Transactions:		         569 hits
Availability:		       34.19 %
Elapsed time:		      499.20 secs
Data transferred:	       30.00 MB
Response time:		       27.48 secs
Transaction rate:	        1.14 trans/sec
Throughput:		        0.06 MB/sec
Concurrency:		       31.33
Successful transactions:         569
Failed transactions:	        1095
Longest transaction:	       30.01
Shortest transaction:	        0.00

As we can see, it didn’t take long for the site to fail.
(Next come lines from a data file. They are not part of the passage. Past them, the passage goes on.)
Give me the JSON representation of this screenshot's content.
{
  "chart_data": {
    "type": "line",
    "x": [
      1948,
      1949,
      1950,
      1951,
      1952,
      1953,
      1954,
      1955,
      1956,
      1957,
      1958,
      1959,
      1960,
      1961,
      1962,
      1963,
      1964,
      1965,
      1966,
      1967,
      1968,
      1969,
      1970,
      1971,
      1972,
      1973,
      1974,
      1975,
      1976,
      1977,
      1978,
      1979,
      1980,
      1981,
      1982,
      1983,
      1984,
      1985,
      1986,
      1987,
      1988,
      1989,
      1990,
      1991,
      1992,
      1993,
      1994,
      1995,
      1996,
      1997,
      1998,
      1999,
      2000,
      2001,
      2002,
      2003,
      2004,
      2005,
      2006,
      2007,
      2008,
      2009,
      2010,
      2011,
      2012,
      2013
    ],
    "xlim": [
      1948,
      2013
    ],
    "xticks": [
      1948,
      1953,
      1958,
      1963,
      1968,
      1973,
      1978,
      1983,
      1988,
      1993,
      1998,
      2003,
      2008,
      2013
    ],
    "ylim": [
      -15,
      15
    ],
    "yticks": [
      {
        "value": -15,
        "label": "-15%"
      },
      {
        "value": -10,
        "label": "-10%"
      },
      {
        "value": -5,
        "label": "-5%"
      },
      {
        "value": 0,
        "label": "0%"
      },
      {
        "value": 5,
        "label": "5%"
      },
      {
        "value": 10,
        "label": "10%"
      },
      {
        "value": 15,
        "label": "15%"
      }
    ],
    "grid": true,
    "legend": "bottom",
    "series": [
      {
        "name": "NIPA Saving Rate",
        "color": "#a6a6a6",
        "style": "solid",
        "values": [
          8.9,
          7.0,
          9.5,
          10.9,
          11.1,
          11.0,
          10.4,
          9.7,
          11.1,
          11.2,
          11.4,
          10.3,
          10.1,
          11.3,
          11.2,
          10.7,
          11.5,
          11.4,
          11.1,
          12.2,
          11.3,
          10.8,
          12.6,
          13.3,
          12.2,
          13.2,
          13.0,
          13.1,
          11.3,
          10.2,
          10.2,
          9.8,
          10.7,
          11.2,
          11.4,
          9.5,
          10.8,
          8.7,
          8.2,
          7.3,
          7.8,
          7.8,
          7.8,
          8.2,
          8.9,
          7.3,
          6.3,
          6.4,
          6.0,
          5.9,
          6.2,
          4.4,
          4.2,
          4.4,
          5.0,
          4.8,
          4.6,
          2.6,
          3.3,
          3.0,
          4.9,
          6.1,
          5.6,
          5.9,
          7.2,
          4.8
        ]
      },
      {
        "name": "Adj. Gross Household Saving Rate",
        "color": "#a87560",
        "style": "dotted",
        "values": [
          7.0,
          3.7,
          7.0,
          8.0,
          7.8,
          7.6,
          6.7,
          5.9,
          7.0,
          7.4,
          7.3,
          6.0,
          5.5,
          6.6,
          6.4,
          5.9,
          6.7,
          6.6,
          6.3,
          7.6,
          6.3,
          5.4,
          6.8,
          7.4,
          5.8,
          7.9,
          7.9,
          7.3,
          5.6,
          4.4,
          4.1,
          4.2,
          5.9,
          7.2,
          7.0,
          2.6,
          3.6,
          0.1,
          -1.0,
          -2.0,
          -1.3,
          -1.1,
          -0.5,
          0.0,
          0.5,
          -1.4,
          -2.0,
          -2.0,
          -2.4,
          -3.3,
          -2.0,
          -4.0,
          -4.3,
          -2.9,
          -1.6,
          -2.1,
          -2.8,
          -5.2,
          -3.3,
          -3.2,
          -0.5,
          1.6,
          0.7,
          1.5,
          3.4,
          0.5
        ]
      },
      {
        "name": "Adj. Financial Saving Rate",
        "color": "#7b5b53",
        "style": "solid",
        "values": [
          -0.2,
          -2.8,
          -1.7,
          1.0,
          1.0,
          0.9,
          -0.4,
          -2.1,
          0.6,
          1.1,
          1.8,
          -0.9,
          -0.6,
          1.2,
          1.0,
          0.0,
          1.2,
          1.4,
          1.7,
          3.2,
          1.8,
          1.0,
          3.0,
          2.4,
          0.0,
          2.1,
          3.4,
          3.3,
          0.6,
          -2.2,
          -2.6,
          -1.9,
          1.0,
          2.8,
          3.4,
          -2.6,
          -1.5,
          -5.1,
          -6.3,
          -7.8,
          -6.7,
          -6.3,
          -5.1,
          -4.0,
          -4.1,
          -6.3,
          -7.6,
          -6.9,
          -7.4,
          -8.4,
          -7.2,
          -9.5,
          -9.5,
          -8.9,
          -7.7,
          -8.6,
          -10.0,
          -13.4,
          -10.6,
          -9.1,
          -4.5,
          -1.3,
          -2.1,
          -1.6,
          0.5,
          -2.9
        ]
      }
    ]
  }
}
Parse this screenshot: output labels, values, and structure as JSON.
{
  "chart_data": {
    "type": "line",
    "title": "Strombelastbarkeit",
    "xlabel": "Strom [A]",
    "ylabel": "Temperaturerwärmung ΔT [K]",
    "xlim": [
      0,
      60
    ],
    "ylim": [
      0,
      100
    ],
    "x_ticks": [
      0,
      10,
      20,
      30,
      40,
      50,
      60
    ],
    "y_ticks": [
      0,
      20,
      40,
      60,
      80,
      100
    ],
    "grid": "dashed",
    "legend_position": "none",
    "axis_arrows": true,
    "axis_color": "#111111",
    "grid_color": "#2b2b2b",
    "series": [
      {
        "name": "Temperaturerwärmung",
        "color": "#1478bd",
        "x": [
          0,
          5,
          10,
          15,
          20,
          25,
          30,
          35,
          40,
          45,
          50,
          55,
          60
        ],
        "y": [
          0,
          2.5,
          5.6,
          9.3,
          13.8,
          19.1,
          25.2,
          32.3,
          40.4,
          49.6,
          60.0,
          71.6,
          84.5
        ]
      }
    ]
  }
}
Only 569 requests succeeded.

Next I enabled the memcached plugin and setup memcached (with the stock VVV memcached config).

Transactions:		        1047 hits
Availability:		       49.76 %
Elapsed time:		      629.86 secs
Data transferred:	       58.56 MB
Response time:		       28.51 secs
Transaction rate:	        1.66 trans/sec
Throughput:		        0.09 MB/sec
Concurrency:		       47.40
Successful transactions:        1047
Failed transactions:	        1057
Longest transaction:	       30.07
Shortest transaction:	        1.04

Almost double the number of transactions succeeded, but we still brought the server down.

Finally, I enabled batcache as a full page cache.

Transactions:		       10000 hits
Availability:		      100.00 %
Elapsed time:		      110.76 secs
Data transferred:	      593.44 MB
Response time:		        1.10 secs
Transaction rate:	       90.29 trans/sec
Throughput:		        5.36 MB/sec
Concurrency:		       99.56
Successful transactions:       10000
Failed transactions:	           0
Longest transaction:	        3.26
Shortest transaction:	        0.54

100% Success! You will also notice that this run took less than 20% of the time as my previous attempt where only ~1/10 of the requests succeeded.

Moral of the story: WordPress + Memcached + Batcache = Win!